Thursday, July 12, 2012

T.S. Eliot on Church Conventions and the Honest Gift of Dirty Laundry

Culling through books with my dad last night in the office, I came across a short chapter in The Anglican Moral Choice, from the Anglican Study Series, published in 1983. The particular chapter that stopped me was written by T.S. Eliot. He called it, "Thoughts After Lambeth," and he wrote it in 1932, or two years after the Lambeth Conference of 1930. As I thumbed through the pages, I found much to enjoy in terms of perspective and on the heels of our own General Convention, 2012.

To be honest, my first thought when I saw Eliot's name by the title and decided to make the long journey from the table of contents to the essay itself was, "I bet it has a great intro." Eliot didn't disappoint:

"The Church of England washes its dirty linen in public. It is convenient and brief to begin with this metaphorical statement. In contrast to some other institutions both civil and ecclesiastical, the linen does get washed. To have linen to wash is something; and to assert that one's linen never needed washing would be a suspicious boast."

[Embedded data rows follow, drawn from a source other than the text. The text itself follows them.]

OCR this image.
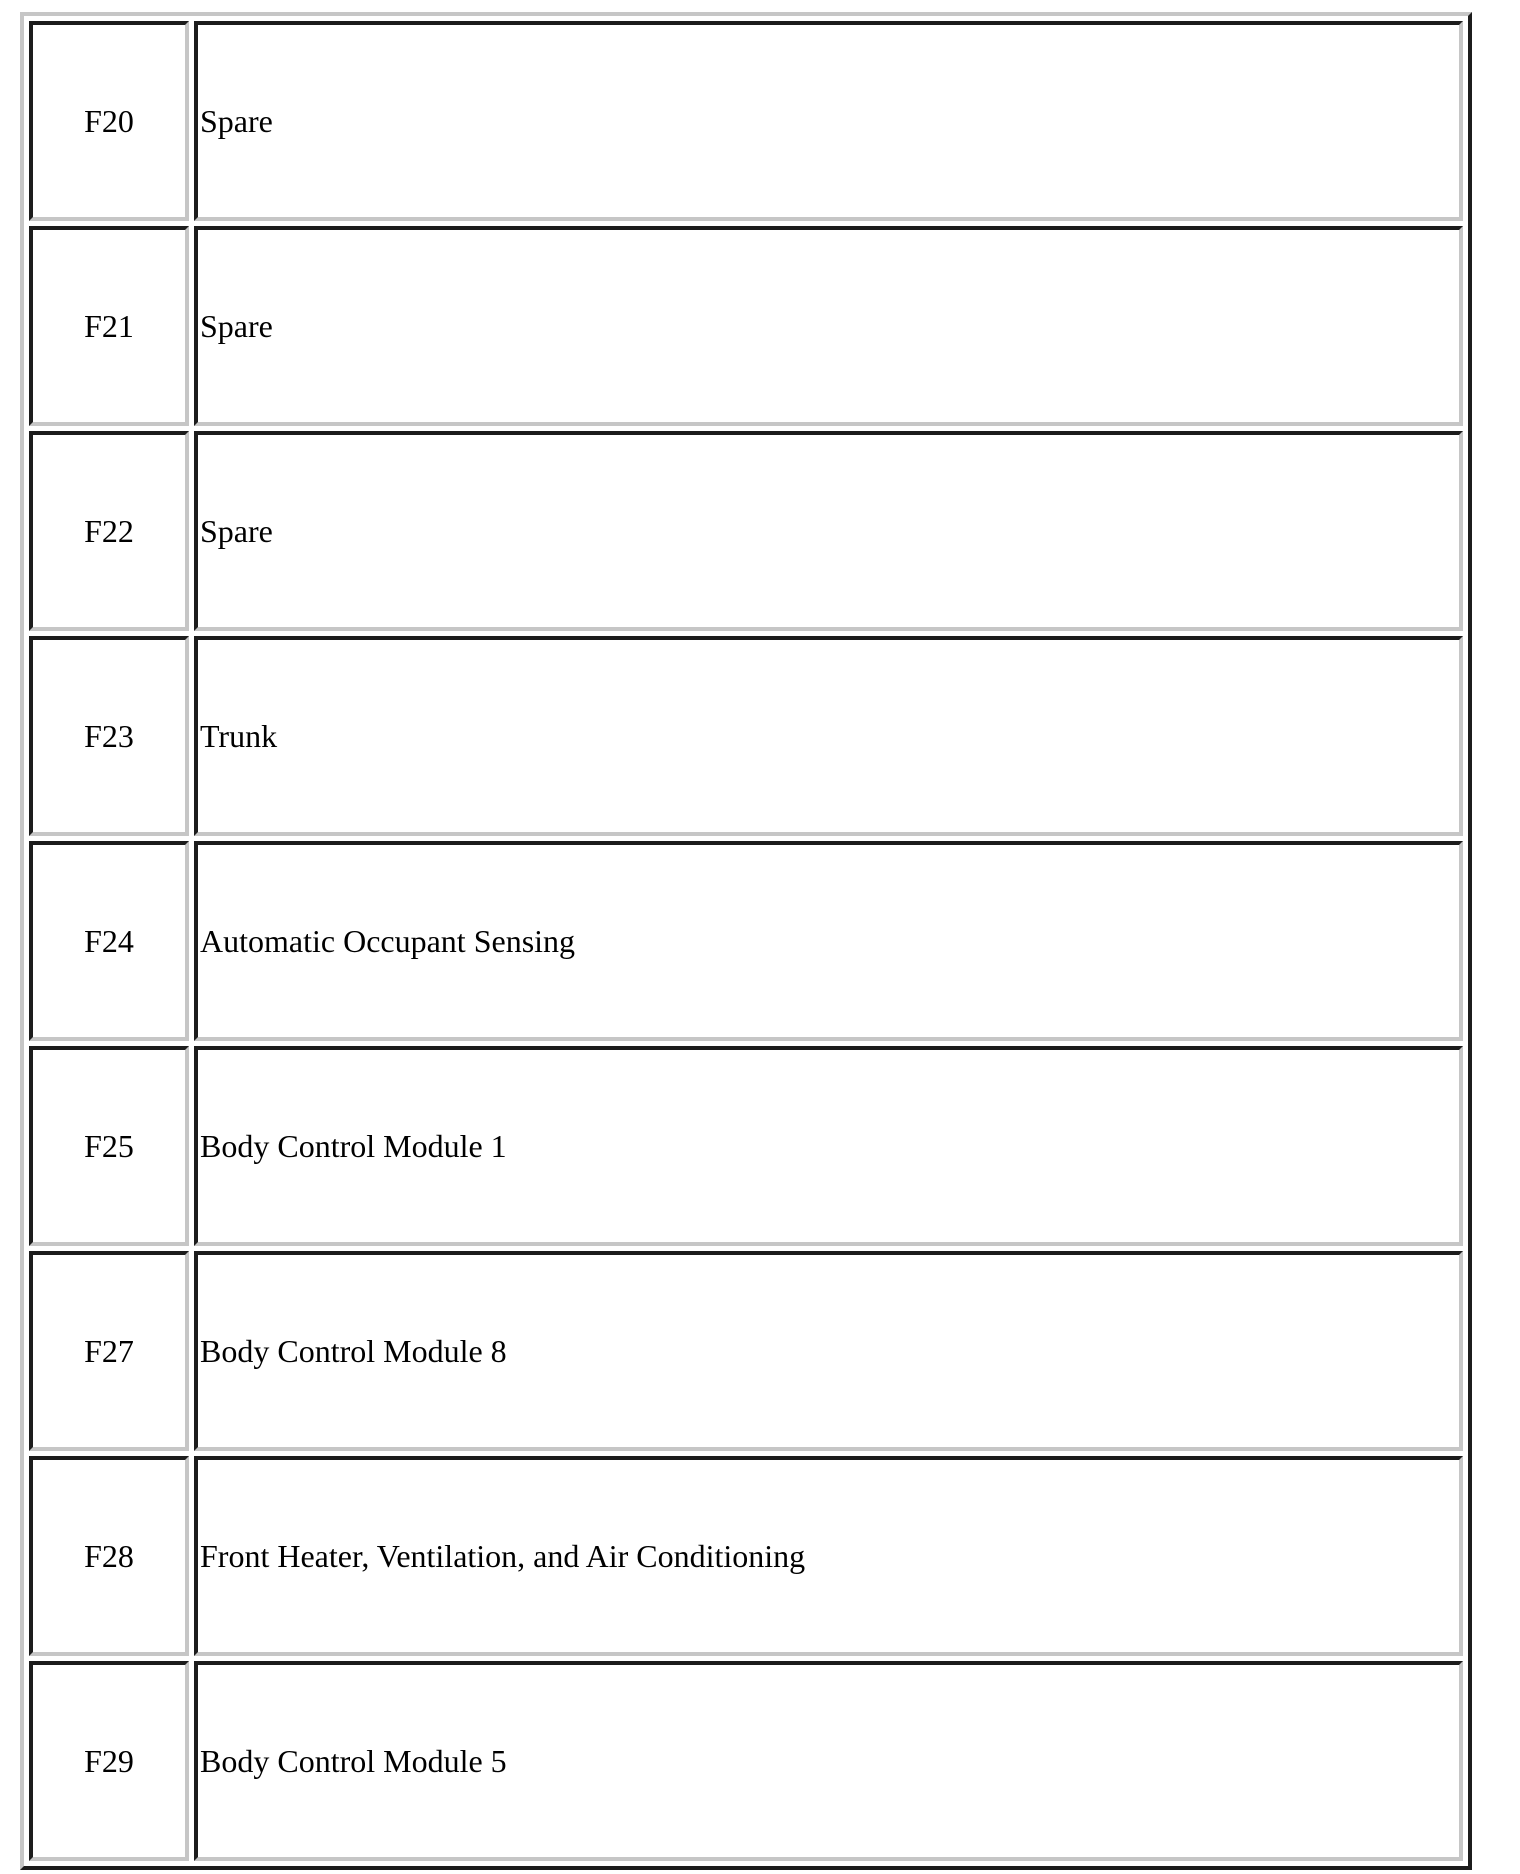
F20	Spare
F21	Spare
F22	Spare
F23	Trunk
F24	Automatic Occupant Sensing
F25	Body Control Module 1
F27	Body Control Module 8
F28	Front Heater, Ventilation, and Air Conditioning
F29	Body Control Module 5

It IS something to have linen to wash. I hope this fact does not get lost in the midst of the good, ongoing, and hugely popular work of the restructuring conversations within and without the Episcopal Church. And it is certainly not to be taken for granted that the linen does, in time, get washed. Despite the sometimes clunkiness of the Church's ordered life together, as is so often the case in life, we in the Church now find ourselves with challenges others might envy; that this is so does not diminish or trivialize the real quality of the challenges (having laundry does not excuse one from the responsibility of caring for it), but faithful and reforming Christians of all persuasions must not walk the line of internal critique so fiercely that we slip into ingratitude for God's enduring work in, through, and sometimes in spite of, God's Church.

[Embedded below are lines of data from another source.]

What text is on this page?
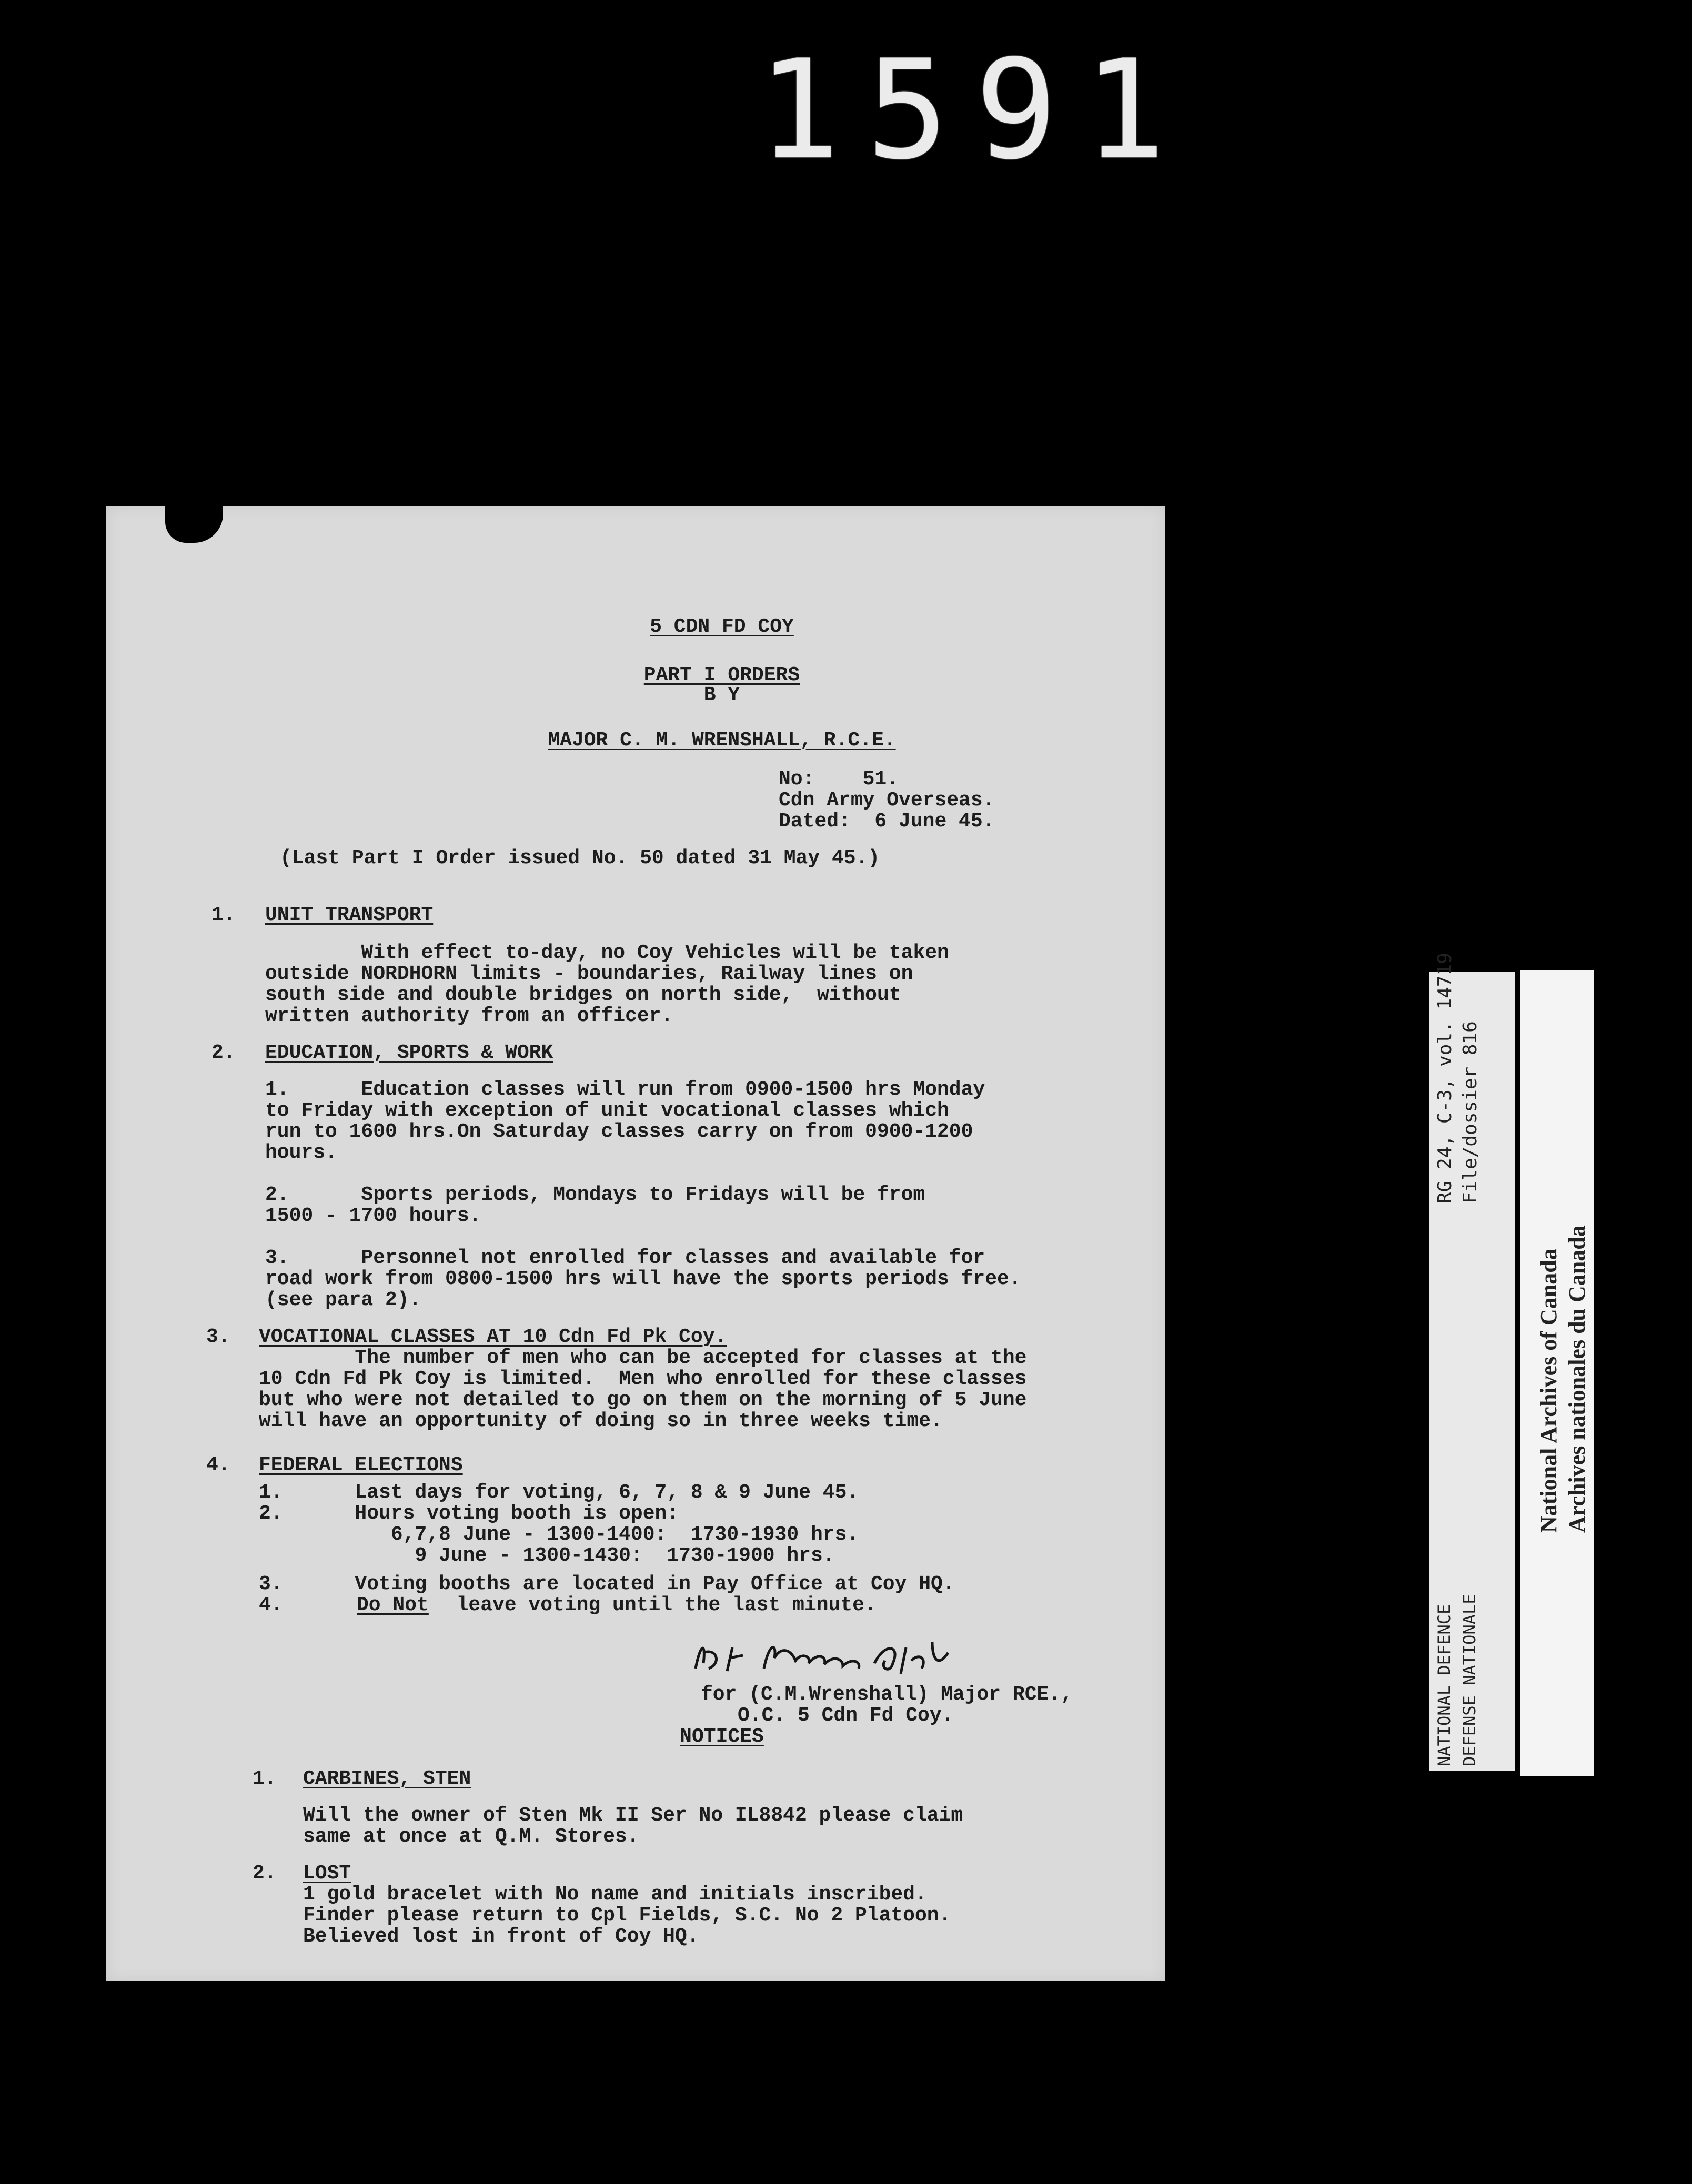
1591
5 CDN FD COY
PART I ORDERS
B Y
MAJOR C. M. WRENSHALL, R.C.E.
No:    51.
Cdn Army Overseas.
Dated:  6 June 45.
(Last Part I Order issued No. 50 dated 31 May 45.)
1. UNIT TRANSPORT
With effect to-day, no Coy Vehicles will be taken
outside NORDHORN limits - boundaries, Railway lines on
south side and double bridges on north side,  without
written authority from an officer.
2. EDUCATION, SPORTS & WORK
1.      Education classes will run from 0900-1500 hrs Monday
to Friday with exception of unit vocational classes which
run to 1600 hrs.On Saturday classes carry on from 0900-1200
hours.
2.      Sports periods, Mondays to Fridays will be from
1500 - 1700 hours.
3.      Personnel not enrolled for classes and available for
road work from 0800-1500 hrs will have the sports periods free.
(see para 2).
3. VOCATIONAL CLASSES AT 10 Cdn Fd Pk Coy.
The number of men who can be accepted for classes at the
10 Cdn Fd Pk Coy is limited.  Men who enrolled for these classes
but who were not detailed to go on them on the morning of 5 June
will have an opportunity of doing so in three weeks time.
4. FEDERAL ELECTIONS
1.      Last days for voting, 6, 7, 8 & 9 June 45.
2.      Hours voting booth is open:
6,7,8 June - 1300-1400:  1730-1930 hrs.
9 June - 1300-1430:  1730-1900 hrs.
3.      Voting booths are located in Pay Office at Coy HQ.
4.	Do Not leave voting until the last minute.
for (C.M.Wrenshall) Major RCE.,
O.C. 5 Cdn Fd Coy.
NOTICES
1. CARBINES, STEN
Will the owner of Sten Mk II Ser No IL8842 please claim
same at once at Q.M. Stores.
2. LOST
1 gold bracelet with No name and initials inscribed.
Finder please return to Cpl Fields, S.C. No 2 Platoon.
Believed lost in front of Coy HQ.
RG 24, C-3, vol. 14719 File/dossier 816
NATIONAL DEFENCE DEFENSE NATIONALE
National Archives of Canada Archives nationales du Canada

Faithfulness in the present moment need not feed on resentments of the past or fears of an unknown future.

We have linen to wash.

Praise God!

More reflections from Eliot post-GC to come.


1 comment:

  1. Jonathan - thanks for the thoughtful post. The Anglican Moral Choice sits on a shelf in my office and hasn't been opened in more years than my memory permits me to number. You remind me of my once familar use of T.S. Eliot's work in sermon preparation. Again, many years have elasped since that was a frequent practice. Yes, there is linen to be washed. We can choose to approach this good work with cheerfulnes that indeed we have linen worth caring for and not get diverted from the task by a desire to name a culprit for how the fabric became soiled.